Documents, presentation materials, and other resources from AALL 2012 Boston are available online. Hosted by Legal Informatics Blogs viewers can access blog posts and the conference program. Also from AALL 2012, it’s not often that the Digests/Key Numbers are championed and we are lucky to have had University of Colorado Boulder Professors present their paper: The Case for Curation: The Relevance of Digest and Citator Results in Westlaw and Lexis. Adding to the fun, check-out the archived twitter hash-tag feed.
On July 10, 2012, Representatives Leonard Lance (R-NJ-07) and Mike Quigley (D-Ill-05) introduced H. Res. 727, the Public Access to Congressional Research Service Reports Resolution of 2012. The resolution would require the Congressional Research Service (CRS) to make certain reports publicly available in a searchable database. Visit AALL’s Legislative Action Center to find out more and learn how you can support H. Res. 727.
Big box stores are a little frightening. Like casinos, there are no visible clocks and few windows, so you never know quite where you are or how long you’ve been wandering the aisles until your cart rings up at a whopping $300.
Patrons of the new McAllen Public Library, built in a former Walmart in McAllen, Texas, may find themselves lost amid a football field of books but won’t spend a dime for hours wiled away in search of a good read. The library recently won the International Interior Design Association’s 2012 Library Interior Design Awards for its innovative use of space. Check out the other award winners and ogle with envy some of the hippest new library spaces around: Ida.org.
Not everybody loves the library. After all, if you were banished there like Molly Ringwald in The Breakfast Club for a day of detention with high school hoodlums you wouldn’t deign to acknowledge, why would you elect to spend time there? There are plenty of libraries that are great architectural spaces, but there are still plenty of dismal old-school, popcorn-ceiling structures better suited for funeral homes than for cozy reading spaces.
Thankfully, for those who have an aversion to libraries, they never need enter one to take full advantage of our offerings. With the availability of e-books and online databases, we can reach out to the agoraphobics with voracious reading appetites and the octo-moms who can’t seem to find childcare. The challenge is how best to promote our services to potential patrons who don’t visit our physical spaces. A recent Pew Research Center study shows that 48% of the people who own an e-book reading device didn’t know that their library had e-books available for download. The study also notes that library card holders who own e-readers prefer to buy their e-books.

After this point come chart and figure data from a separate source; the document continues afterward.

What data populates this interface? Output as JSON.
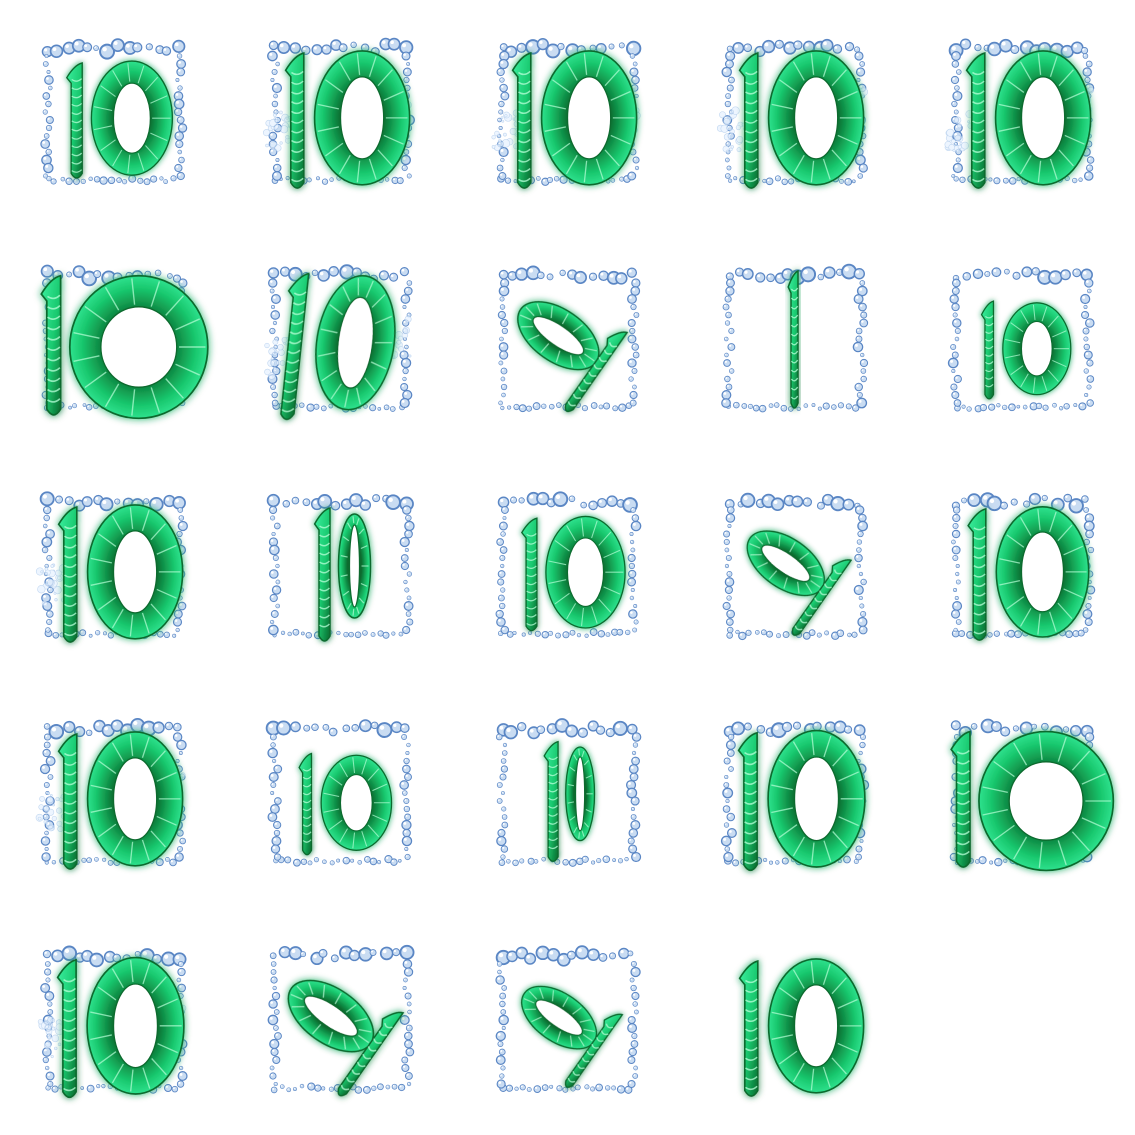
{
  "sprite_sheet": {
    "symbol_text": "10",
    "grid": {
      "columns": 5,
      "rows": 5
    },
    "colors": {
      "glyph_bright": "#3bf0a0",
      "glyph_mid": "#19c86e",
      "glyph_dark": "#0a6a2e",
      "glyph_stripe": "#b8ffd8",
      "glyph_glow": "#2cff96",
      "bubble_fill": "#c9dcf2",
      "bubble_edge": "#5a86c4",
      "bubble_highlight": "#ffffff",
      "background": "#ffffff"
    },
    "frames": [
      {
        "id": 1,
        "variant": "normal",
        "scale": 0.92,
        "border": true,
        "splash": false
      },
      {
        "id": 2,
        "variant": "normal",
        "scale": 1.08,
        "border": true,
        "splash": true
      },
      {
        "id": 3,
        "variant": "normal",
        "scale": 1.08,
        "border": true,
        "splash": true
      },
      {
        "id": 4,
        "variant": "normal",
        "scale": 1.08,
        "border": true,
        "splash": true
      },
      {
        "id": 5,
        "variant": "normal",
        "scale": 1.08,
        "border": true,
        "splash": true
      },
      {
        "id": 6,
        "variant": "wide",
        "scale": 1.15,
        "border": true,
        "splash": false
      },
      {
        "id": 7,
        "variant": "skewed",
        "scale": 1.08,
        "border": true,
        "splash": true
      },
      {
        "id": 8,
        "variant": "percent",
        "scale": 1.0,
        "border": true,
        "splash": false
      },
      {
        "id": 9,
        "variant": "edge",
        "scale": 1.0,
        "border": true,
        "splash": false
      },
      {
        "id": 10,
        "variant": "small",
        "scale": 0.85,
        "border": true,
        "splash": false
      },
      {
        "id": 11,
        "variant": "normal",
        "scale": 1.08,
        "border": true,
        "splash": true
      },
      {
        "id": 12,
        "variant": "narrow",
        "scale": 1.0,
        "border": true,
        "splash": false
      },
      {
        "id": 13,
        "variant": "normal",
        "scale": 0.9,
        "border": true,
        "splash": false
      },
      {
        "id": 14,
        "variant": "percent",
        "scale": 0.95,
        "border": true,
        "splash": false
      },
      {
        "id": 15,
        "variant": "normal",
        "scale": 1.05,
        "border": true,
        "splash": false
      },
      {
        "id": 16,
        "variant": "normal",
        "scale": 1.08,
        "border": true,
        "splash": true
      },
      {
        "id": 17,
        "variant": "small",
        "scale": 0.88,
        "border": true,
        "splash": false
      },
      {
        "id": 18,
        "variant": "narrow",
        "scale": 0.9,
        "border": true,
        "splash": false
      },
      {
        "id": 19,
        "variant": "normal",
        "scale": 1.1,
        "border": true,
        "splash": false
      },
      {
        "id": 20,
        "variant": "wide",
        "scale": 1.12,
        "border": true,
        "splash": false
      },
      {
        "id": 21,
        "variant": "normal",
        "scale": 1.1,
        "border": true,
        "splash": true
      },
      {
        "id": 22,
        "variant": "percent",
        "scale": 1.05,
        "border": true,
        "splash": false
      },
      {
        "id": 23,
        "variant": "percent",
        "scale": 0.92,
        "border": true,
        "splash": false
      },
      {
        "id": 24,
        "variant": "normal",
        "scale": 1.08,
        "border": false,
        "splash": false
      }
    ]
  }
}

These patrons are typically getting recommendations from bookstores and websites rather than their libraries which likely explains their purchasing patterns.

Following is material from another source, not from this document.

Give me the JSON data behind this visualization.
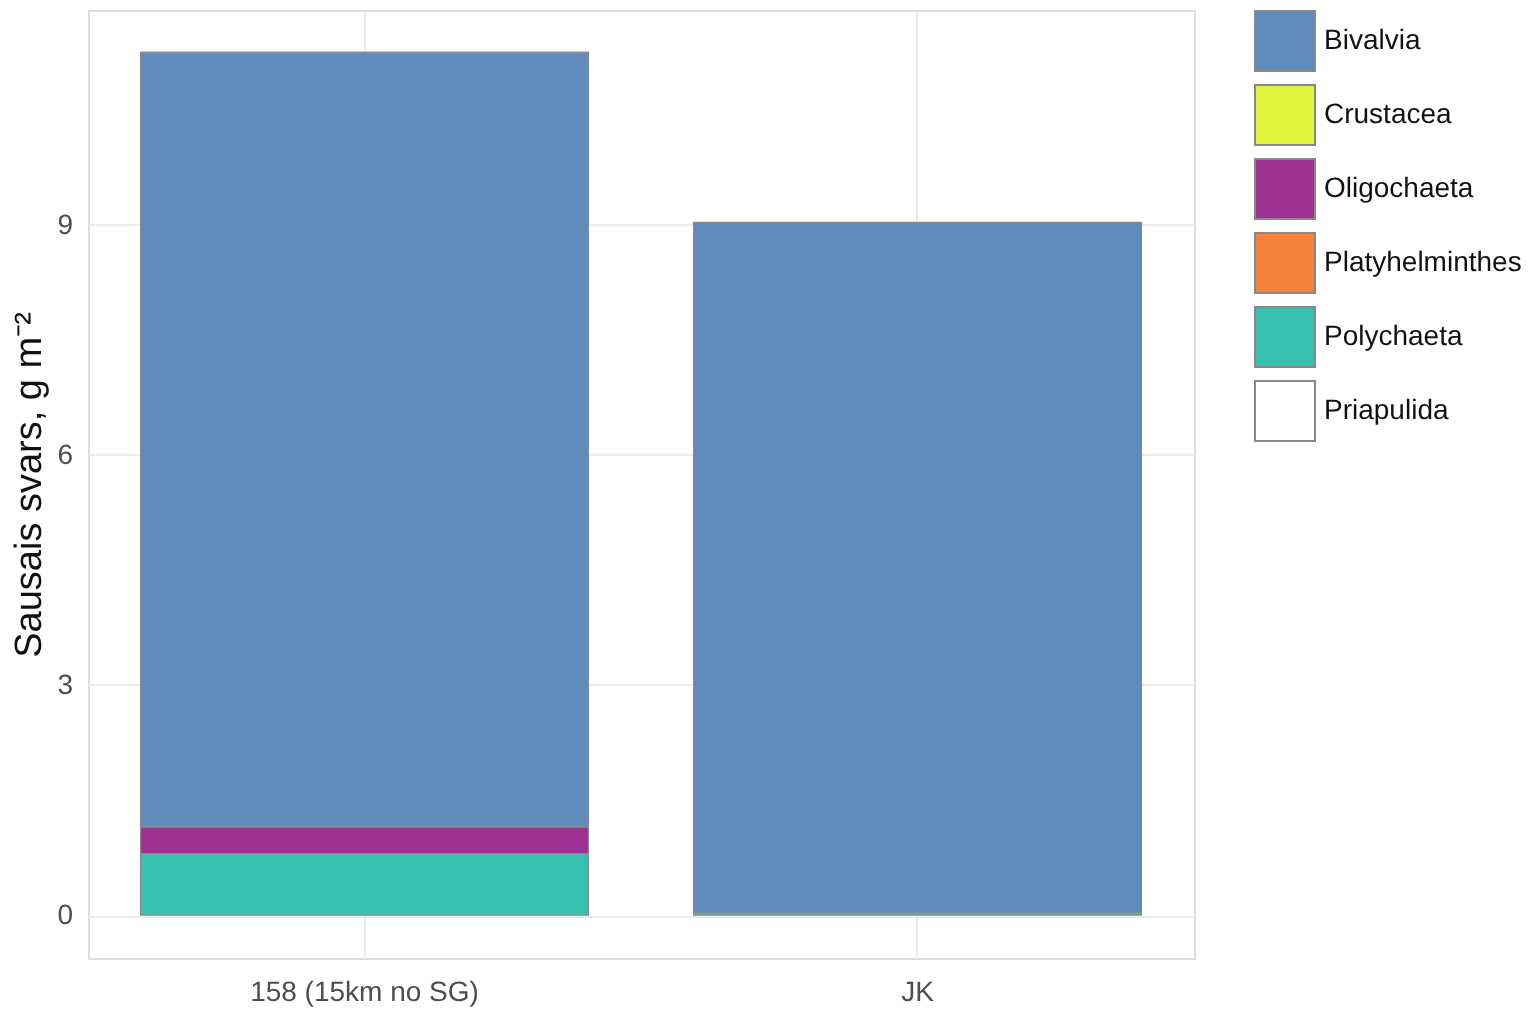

How can we drive traffic to our sites when we’re not able to advertise our offerings the way for-profit entities do? The Austrian town of Klagenfurt has figured out an ingenious way to bring knowledge and an awareness of e-books to its inhabitants. Through an initiative called Project Ingeborg, stickers equipped with QR codes and NFC chips are posted throughout the town. The stickers direct your smartphone to a website where you can download free e-books. Scan the sticker next to the police station, and you are directed to download a short story called The Murderer.
Wouldn’t it be amazing if our city and library could collaborate on a similar project? The library is already a government entity, so it seems a natural fit. We could promote our libraries outside of our space which is essential to expanding our patron base.